Immunohistochemistry
The lung tissues that were already fixed in formalin buffer (10%) were paraffinized and sectioned for immunohistochemical analysis. Briefly, after deparaffinization and antigen retrieval, the lung sections were blocked with BSA for 15 minutes at 37oC [26]. After blocking, the sections were incubated at 4oC with anti-mouse IFNAR1 (Biolegend) or anti-mouse IFN-β (Santa Cruz Biotechnology, CA, USA) overnight followed by HRP-labeled secondary rabbit anti-mouse IgG antibodies (Proteintech, Wuhan, China). The enzymatic activity was revealed by using 3, 3'-Diaminobenzidine (DAB). Digital images were collected on Olympus microscope fitted with DS-Ri2 camera. To quantify the intensity of IFNAR1 and IFN-β, 3 lung sections from independent animals of each group were visualized under low and high power of magnifications. The stained area compared with the total tissue area was determined by using Image-J software.
Lung cell isolation
Right lung lobes were washed with PBS before excision, and minced on the ice. The minced lung tissues were incubated with DMEM containing 50μl Collagenase 1 (1mg/m1) (Solarbio, Beijing, China) and 50μl DNase 1 (150U/m1) (Roche Biochemicals) for 1 hour at 37°C and shacked once every 15 minutes. After that tissue homogenates were passed through a cell strainer of 70μm pore size (BD Falcon, NY, USA) to make single cell suspension. Lung cells were centrifuged in complete DMEM for 5 minutes at 1000 rpm for obtaining leukocytes from cell suspension.

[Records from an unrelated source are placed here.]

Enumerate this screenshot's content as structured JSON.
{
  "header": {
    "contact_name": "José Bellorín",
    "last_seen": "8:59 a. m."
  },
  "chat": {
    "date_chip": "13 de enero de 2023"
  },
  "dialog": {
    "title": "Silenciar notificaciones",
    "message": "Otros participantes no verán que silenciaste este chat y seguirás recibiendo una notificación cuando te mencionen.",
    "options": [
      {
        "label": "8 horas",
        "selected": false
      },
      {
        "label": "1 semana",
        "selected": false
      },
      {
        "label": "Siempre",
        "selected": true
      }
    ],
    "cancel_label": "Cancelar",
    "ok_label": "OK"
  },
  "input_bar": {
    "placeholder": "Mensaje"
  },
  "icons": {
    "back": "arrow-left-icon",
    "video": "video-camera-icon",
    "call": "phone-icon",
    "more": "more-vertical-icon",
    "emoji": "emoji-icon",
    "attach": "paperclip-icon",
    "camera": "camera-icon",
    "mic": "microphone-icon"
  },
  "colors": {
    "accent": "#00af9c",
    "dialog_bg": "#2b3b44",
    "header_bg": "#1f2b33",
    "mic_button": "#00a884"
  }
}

After centrifugation, the supernatants were removed and the cell pellets were resuspended, and erythrocytes were lysed with Red Blood Cell Lysis Buffer (MultiSciences, Hangzhou, China) by keeping at room temperature for 5 minutes. About 10 ml of DMEM containing 10% FBS was added to stop the lysis reaction, and after centrifugation the supernatant was removed. After that the cells were resuspended in PBS and the number of cells was counted [26].
Flow cytometry
For differential quantification of innate immune cells, isolated leukocytes for both lung and spleen tissue were stained with antibodies against Ly6G PerCP-Cyanine5.5 (eBioscience, California, USA), CD11b-APC, CD11c-FITC, Ly6C-PE, CD11c-PE, MHC-II-FITC, CD40-FITC, CD80-FITC, CD86-FITC CD4-FITC and CD8-APC (all from eBioscience). For leukocytes analysis, single-cell suspensions from lungs were stimulated with 10 μg/ml of EAST-6 in the absence or presence of 4 μg/ml brefeldin A (Sigma, St. Louis, USA) for 6 h at 37°C [26]. CD206-PE (eBioscience) antibody was used for the detection of intracellular markers of lymphocyte subsets.
Statistical analysis
The data was analyzed by using GraphPad Prism 5 software USA. Student t test was applied for comparing between two groups. One way or two way ANOVA was applied for the comparison of multiple groups.